What Makes a Good Early Learning Toy?

The Library believes that play is wildly important for a child’s development. That’s why we encourage and curate play and activities in the Youth Services department, plan play-based programs like Baby & Me Playtime, and create booklists about play for parents and caregivers.

But with so many toys to choose from in the world, how do you know what makes a good learning toy? There are lots of ways to evaluate toys—make sure they are age-appropriate, reasonably priced, and that they are appropriate for the child’s home.

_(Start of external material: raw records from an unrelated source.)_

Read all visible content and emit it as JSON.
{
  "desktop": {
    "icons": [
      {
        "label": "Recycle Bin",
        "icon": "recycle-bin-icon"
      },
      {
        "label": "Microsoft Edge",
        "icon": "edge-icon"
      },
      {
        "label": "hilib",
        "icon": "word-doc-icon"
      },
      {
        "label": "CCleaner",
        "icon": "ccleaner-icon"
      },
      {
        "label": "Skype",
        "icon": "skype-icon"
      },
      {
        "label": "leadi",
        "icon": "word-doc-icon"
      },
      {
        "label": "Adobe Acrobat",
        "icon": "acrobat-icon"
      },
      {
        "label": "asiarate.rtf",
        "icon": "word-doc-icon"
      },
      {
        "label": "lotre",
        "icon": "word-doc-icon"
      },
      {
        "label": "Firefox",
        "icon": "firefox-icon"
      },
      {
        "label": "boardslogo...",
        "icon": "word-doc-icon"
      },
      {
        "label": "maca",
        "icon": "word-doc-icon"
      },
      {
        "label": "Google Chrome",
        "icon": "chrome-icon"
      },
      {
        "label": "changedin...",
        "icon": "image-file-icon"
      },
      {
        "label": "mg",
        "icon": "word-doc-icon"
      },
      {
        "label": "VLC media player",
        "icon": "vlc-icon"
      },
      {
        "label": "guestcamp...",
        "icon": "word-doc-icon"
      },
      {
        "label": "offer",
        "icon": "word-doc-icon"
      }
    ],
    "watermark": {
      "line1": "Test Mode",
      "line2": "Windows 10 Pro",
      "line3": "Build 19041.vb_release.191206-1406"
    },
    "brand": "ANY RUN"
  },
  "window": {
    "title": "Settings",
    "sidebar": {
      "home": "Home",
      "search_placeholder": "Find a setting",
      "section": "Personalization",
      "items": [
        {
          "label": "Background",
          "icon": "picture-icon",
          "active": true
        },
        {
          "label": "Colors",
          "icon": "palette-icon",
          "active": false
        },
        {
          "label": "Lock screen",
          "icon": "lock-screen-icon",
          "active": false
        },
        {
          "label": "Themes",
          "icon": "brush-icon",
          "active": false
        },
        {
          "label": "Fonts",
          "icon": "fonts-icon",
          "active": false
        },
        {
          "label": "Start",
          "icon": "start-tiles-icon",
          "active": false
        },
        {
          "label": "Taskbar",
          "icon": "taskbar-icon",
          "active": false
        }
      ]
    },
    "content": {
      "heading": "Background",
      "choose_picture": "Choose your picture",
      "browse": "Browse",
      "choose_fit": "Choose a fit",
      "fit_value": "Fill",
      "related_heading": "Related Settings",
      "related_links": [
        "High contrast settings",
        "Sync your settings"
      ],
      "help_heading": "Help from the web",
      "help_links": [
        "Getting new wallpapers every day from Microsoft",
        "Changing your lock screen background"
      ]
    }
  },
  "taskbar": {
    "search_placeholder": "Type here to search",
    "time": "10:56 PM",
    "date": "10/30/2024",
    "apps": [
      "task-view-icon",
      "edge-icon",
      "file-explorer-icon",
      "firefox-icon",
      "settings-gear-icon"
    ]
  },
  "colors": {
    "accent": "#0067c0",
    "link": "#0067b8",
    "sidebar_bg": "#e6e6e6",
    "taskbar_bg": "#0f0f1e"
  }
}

Here a few things to look for when considering what makes a good early learning toy:

Open-Ended Toys

Blocks, LEGO, Magna-Tiles, and more promote imaginative play and your child can re-invent uses for them as they grow up. As a baby, they might chew on silicone blocks but that can lead to stacking and sorting as a toddler and using them to create an obstacle driving course for their toy cars as a preschooler.

Toys with More Than One Option

Puzzles with chunky pieces are wonderful ways for children to play with. You child can complete the puzzle, name or describe each piece, and if they lose one of the pieces—the chunky pieces can become regular play pieces!

Cooperative Toys

Cooperative toys are ones designed to have more than one participant using them together. Board games and puzzles are some of the most familiar toys to be cooperative, but even a LEGO or train table can help an individual toy become cooperative. Simple games like peek-a-boo and I Spy become cooperative when facilitated by a caregiver or older child too.

Toys That Encourage Movement

Toys that promote movement and activity help a child work on their motor skills, balance, and coordination. This doesn’t always have to be on a trampoline or swing set! For a preschooler, drawing a hopscotch grid with chalk on the sidewalk is a fun way to jump, count, and get outside. For a baby, a ball rolled just out of their reach can encourage them to crawl to get it.

Did you know these are some of the same things the Library looks for when adding toys to our Play Area or programming? You can find examples of all these kinds of toys here at GPL, so stop by and look around!